When being the ‘expert’ creates a barrier
IN RECENT YEARS, SIL has felt it necessary to shift our approach in serving minority peoples. In the past we focused on languages; we now want to put “people before language.” This is a very welcome turn. I reflect briefly on my experience of these two approaches as I look back on my career with SIL (see sil.org/about).
In SIL’s training in the 1980s we learned that the world’s minority languages were being “discovered” and classified. Missionary linguists had analyzed many unreached languages, but there were many more to go. We learned how to reduce any language to writing, develop alphabets, teach literacy, and translate the New Testament. We saw our focus on language as scientific work critical for reaching minority peoples.
In April 1986 my family and I stepped out of the boat at Tengelik, Matvung, on Lovangai Island (Papua New Guinea). I felt excited at meeting the speakers of Tungag, a language on the list of translation needs, and wanted to begin language analysis. But the encounter between missionary-linguist and his language group did not materialize. Instead, a young family was welcomed by a community of persons! In particular, we got to know our host family, Papa Voivoi, Nana Naomi, Moses and Gertruth, Gaye, Ellie and little Laisi. They were a hospitable, serious, hard-working, humorous, sometimes concerned, always generous family. They did speak their home-language, of course, as well as a trade language, but my focus on language faded out of the picture as we all smiled, shook hands and made practical living arrangements on that first afternoon together.
But still, I experienced a tension between what I ought to be doing according to my training and SIL’s ethos and the people I was getting to know in their setting. My linguistic fieldwork was supposed to establish, for example, which of the four dialects of Tungag was the best one to have God’s word in it.
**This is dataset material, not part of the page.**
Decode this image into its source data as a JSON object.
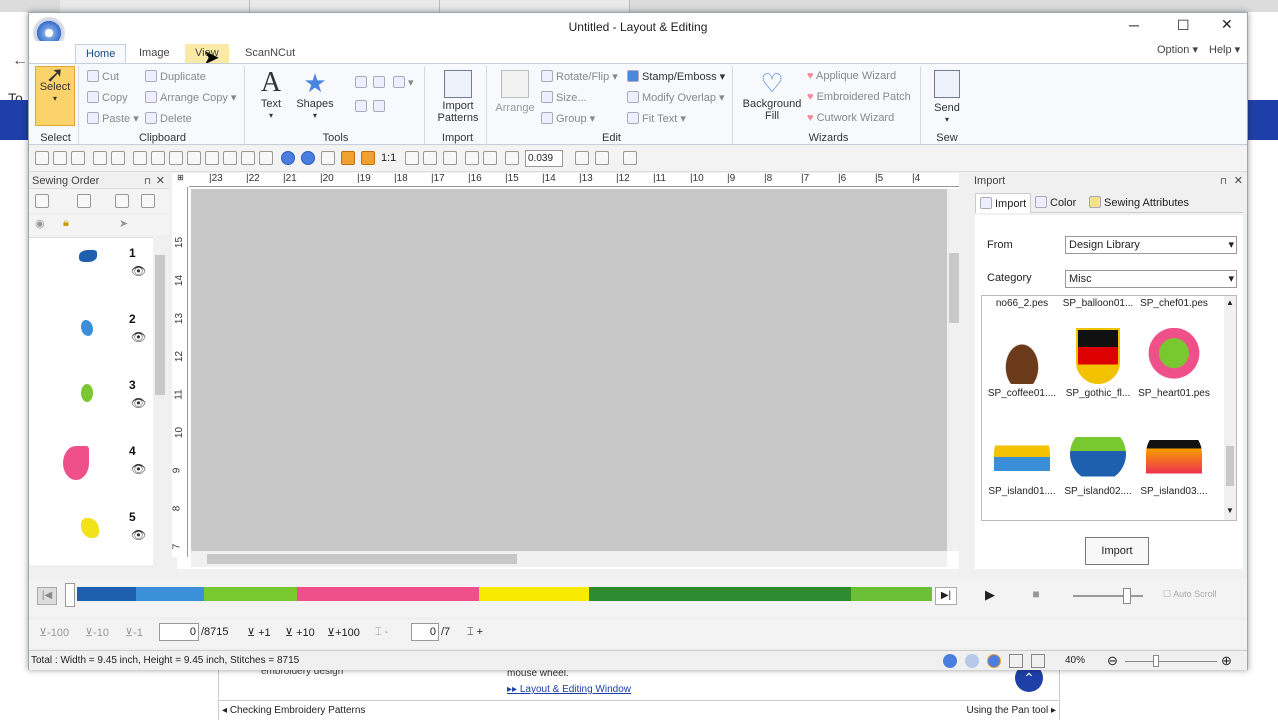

I was concerned how that would pan out because we had, after all, committed heavily to settling in Matvung! At the same time, Matvungs had already developed a preliminary alphabet which some people were using proficiently. Gospel stories were known, people were singing Christian songs that had been translated into Matvung. My assignment, my “expertise,” began to feel like a barrier preventing me from engaging unreservedly with what these Matvungs were already doing.
I experienced a tension between what I ought to be doing according to my training and SIL’s ethos and the people I was getting to know in their setting.
SIL’s recent change in approach (currently expressed as vision and aspiration), prioritizing personal community relationships over language as focal point, is not an either-or dilemma. It is about the way we do language work, because language work is SIL’s area of knowledge and experience. As we become better at offering that experience and knowledge as a contribution to local initiatives, from within relationships of mutual trust, we will experience jointly a freedom to serve, co-create and enrich one another. God has created us as persons, meant to commune with him and with one another as persons. In essence we are not ethnic groupings or speakers of languages. May we be diligent to carry out the vision that is before us, making this explicit shift become a joyous working reality.